«Написал бы книгу о таких, как он»
«У меня сейчас проблемы со здоровьем — глаза плохо видят, гипертония», — жалуется Виктор Алексеевич, ворча скорее для порядка. Он ведет нас в один из двух двухэтажных домов, что у него на участке. Дом утопает в зелени деревьев, которые тут растут повсюду. Жить здесь — благодать, меньше часа до Москвы на электричке, рядом — водохранилище, где у Маресьевых и катер стоит. Один дом, деревянный, — с современным ремонтом и шикарной барной стойкой, которую мастерил сам хозяин. В нем и живут. Другой дом, каменный, недостроен, хозяев «кинули» рабочие.
— Однажды я попал в больницу с очень низким гемоглобином — 40. А недавно оказалось, что к этой проблеме еще прибавилась хворь в сердце. Врачи мне порекомендовали наркомовскую норму — 150 граммов — хоть каждый день. Я послушался и каждый день теперь за обедом выпиваю. Но только водку. Это кощунство — жить в России и пить коньяк, паршивый виски или самогонку. Я уже сегодня выпил и поэтому такой говорливый, но секретов вы у меня не выведаете. У меня с моих 18 до 67 лет даже фотографий нет. Ни одной.
— С отцом разве не снимались — на параде или в семье?
— Как только видел фотоаппарат наизготовку, переходил на другую сторону улицы.
— Вы родились в 1946 году — в тот самый год, когда была написана «Повесть о настоящем человеке» и через четыре года после описанных в ней событий. И отца видели всегда...
— И отца видел всегда таким — без ног.
— В каком возрасте вы осознали, что отец — герой и что вся страна восхищается им?
— Такого осознания никогда не было, отец мне всегда говорил: «Если узнаю, что ты, Витька, используешь мое имя в своих целях, запорю!»
— И вы послушались? Или — признайтесь уж честно — когда-нибудь использовали?
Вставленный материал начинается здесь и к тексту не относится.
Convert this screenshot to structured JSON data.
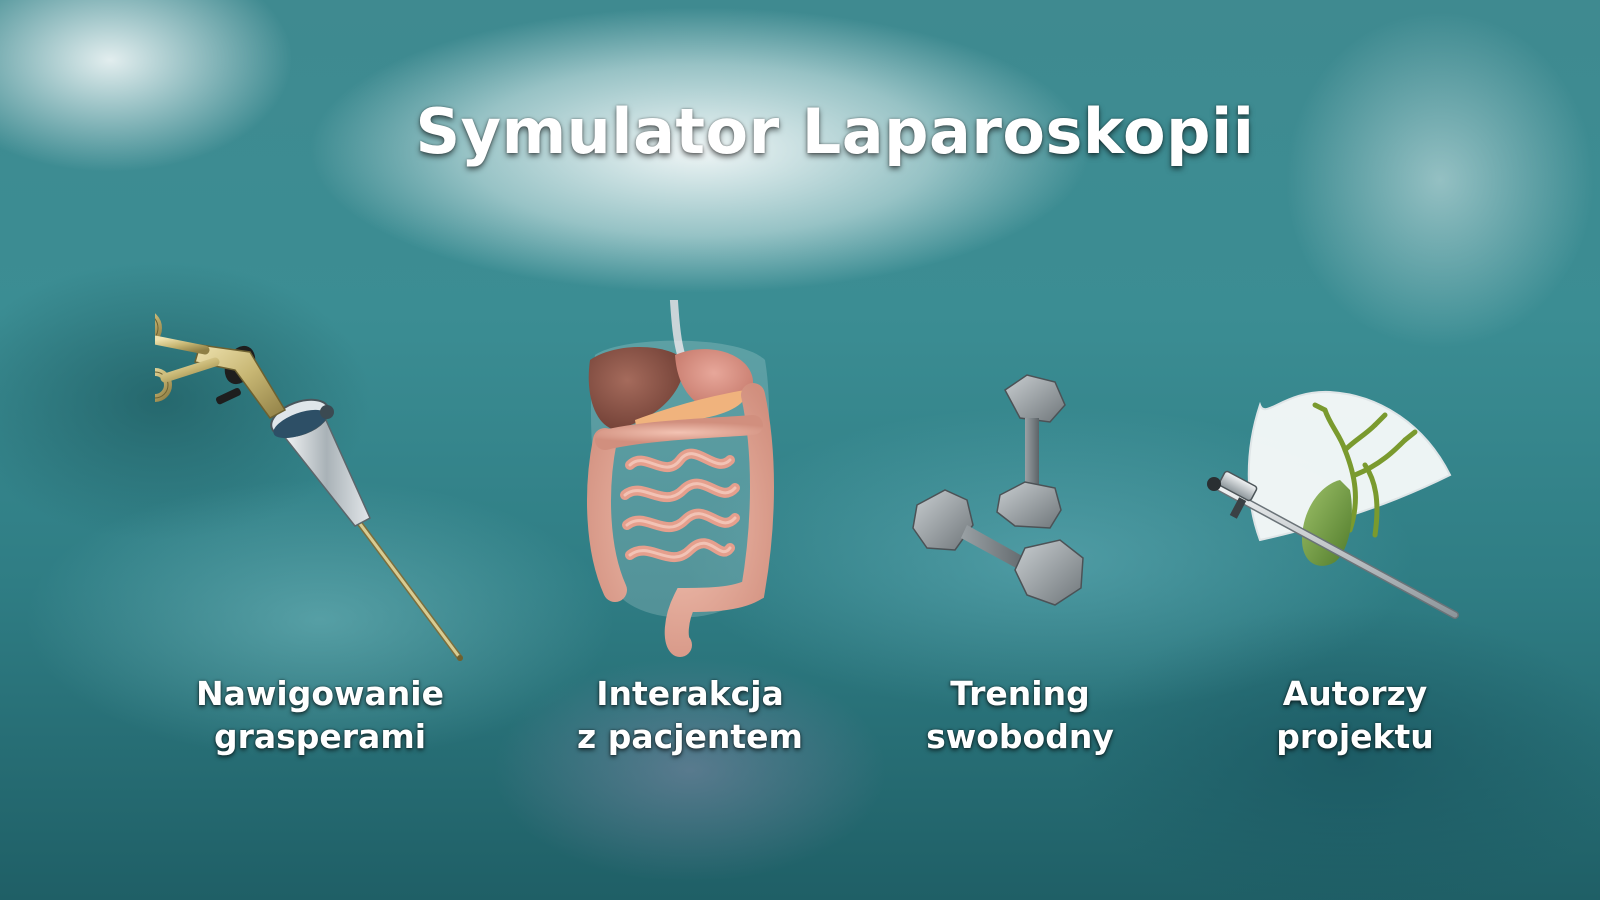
{
  "title": "Symulator Laparoskopii",
  "menu": [
    {
      "line1": "Nawigowanie",
      "line2": "grasperami",
      "icon": "grasper-instrument-icon"
    },
    {
      "line1": "Interakcja",
      "line2": "z pacjentem",
      "icon": "digestive-organs-icon"
    },
    {
      "line1": "Trening",
      "line2": "swobodny",
      "icon": "dumbbells-icon"
    },
    {
      "line1": "Autorzy",
      "line2": "projektu",
      "icon": "laparoscope-gallbladder-icon"
    }
  ]
}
— Нет! Ни я, ни сын мой. Я называю себя не сыном своего отца, а его заместителем. Отец ведь никогда не считал себя легендой. Без ног воевали человек сорок, без рук тоже. А вы, вот вы знаете тех, других? Эх... Вот Иван Антонович Леонов, старший лейтенант из Тулы, — без руки воевал на штурмовике. (Леонов — Герой России и единственный в мире боевой летчик, воевавший в небе с ампутированной рукой, занесен в Книгу рекордов Гиннесса. — Прим. авт.) Его мы наградили титулом «Настоящий человек». Этот титул учредил Фонд Маресьева, созданный в 1997 году. Им пока награждены только два человека — Леонов и детский врач Рошаль. У Леонова, кстати, украли его звездочку (она похожа на Звезду Героя, но только с лучиками и надписью «Настоящий человек»), а такие награды не восстанавливаются. Их изготавливает Монетный двор.
— Отец пытался сделать так, чтобы об этих героях без ног и рук узнала страна?
- Когда ему говорили, что он должен написать еще одну книгу про свою жизнь, отец всегда отвечал, что если бы был корреспондентом или писателем, то написал бы о них, о тех героях: «На меня Полевой нашелся, а на них не нашлось». Не нашлось Полевых и на современных героев, о которых мы вообще ничего не знаем.
Например, Андрей Иванович Плахута (начальник 332-й учебной воздушно-десантной Митинской сотни Центрального казачьего войска. — Прим. авт.). Он сидит на коляске, с которой — он на меня не обидится — ничего не свисает, но глаза его полны жизни. Он и живет полноценной жизнью: ездит на автомобиле, ходит в гости, выступает перед школьниками. Он подполковник, который четыре года прослужил без ног в ВДВ, после того как подорвался на мине в Чечне. Эта сила, заставляющая людей оставаться нормальными при такой безусловной инвалидности, — огромный пример для подрастающего поколения.
— Как отметите столетие отца?
- Прежде всего я настоял, чтобы торжества прошли не в Москве, как планировали, а в Камышине. Столица и так за свою историю повидала много парадов и концертов. Прибудут в Камышин и хор Александрова, и «Русские витязи» (авиационная группа высшего пилотажа ВВС России. — Прим. авт.), и вообще планируется большая программа. Возможно, приедет и президент.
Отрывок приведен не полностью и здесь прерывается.